The interview itself takes about two hours and is divided into three sections.
- General background, why is the candidate interested in Eagle and this job in particular?
- Technical questions - these will vary according to the post we’re hiring for, but we make sure to ask the same questions to all candidates for a particular post, so that we can make objective comparisons. Workable’s interview kits and scorecards make it really easy to set up and track responses.
- A set of questions aimed at finding out how well the candidate works with others, addresses problems, deals with uncertainty and so on.
Then there’s an opportunity for the candidate to ask us questions. I find the sorts of questions asked here to be very revealing about what the candidate is thinking and the concerns that they have, which may carry over into the first few weeks of the job if we make them an offer.
After that, the interview’s over. If the candidate has time, we like them to spend some time chatting over a coffee with some of the members of the team they’d be working with, but who weren’t part of the actual interview. This is intended to give the candidate an impression of who they’d be working with, and what Eagle is like, outside the constraints of a formal interview.
After the interview
That’s usually it. In some cases, if we really can’t decide after the first round of interviews, we’ll invite candidates in for a second interview, possibly with different Eagle people. These tend to focus on areas we have concerns about, or where we suspect there may be a defining separation between the two (or more) possible people we’re second-interviewing.
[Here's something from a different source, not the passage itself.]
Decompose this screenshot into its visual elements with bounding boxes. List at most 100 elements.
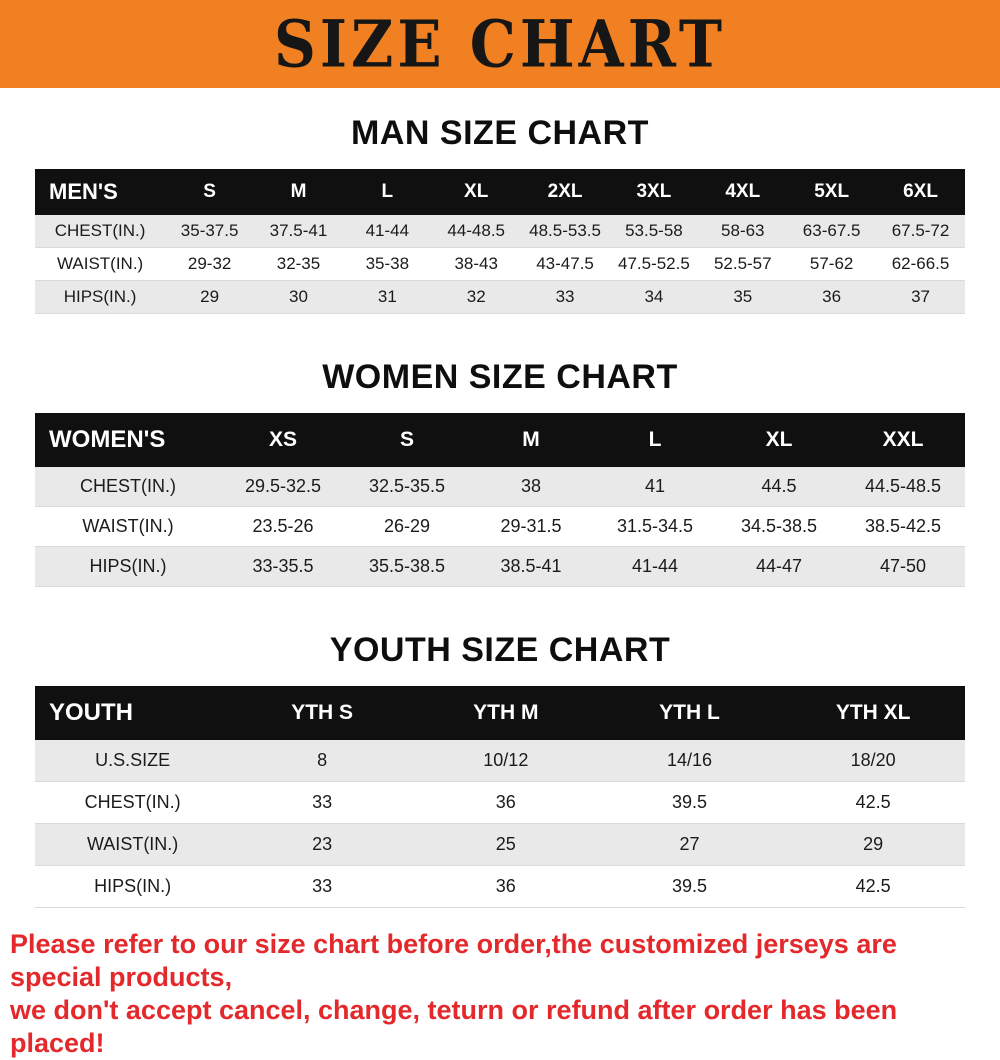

Then we’ll have a discussion between all of the people who interviewed the candidates, to decide who to make an offer to, based on what value they could bring to the company. Sometimes we may decide that none of the candidates is right for a role, and that we need to re-advertise the position. I think it’s critical that we are prepared to do this; hiring the wrong person for a role is bad for the person and for the company. This really is role-specific though; in the past we’ve interviewed someone for a particular role, decided they weren’t suitable for it, but later on hired them for a different role where they’ve done very well.
When we do make an offer, it’s important to get it to the candidate as quickly as possible; we are in a competitive job market so we have to move fast.
Assuming they accept, it’s a case of answering any questions the potential employee may have, then sorting out the logistics of notice periods, references and start dates. Then we look forward to a new person joining the ever-growing Eagle team!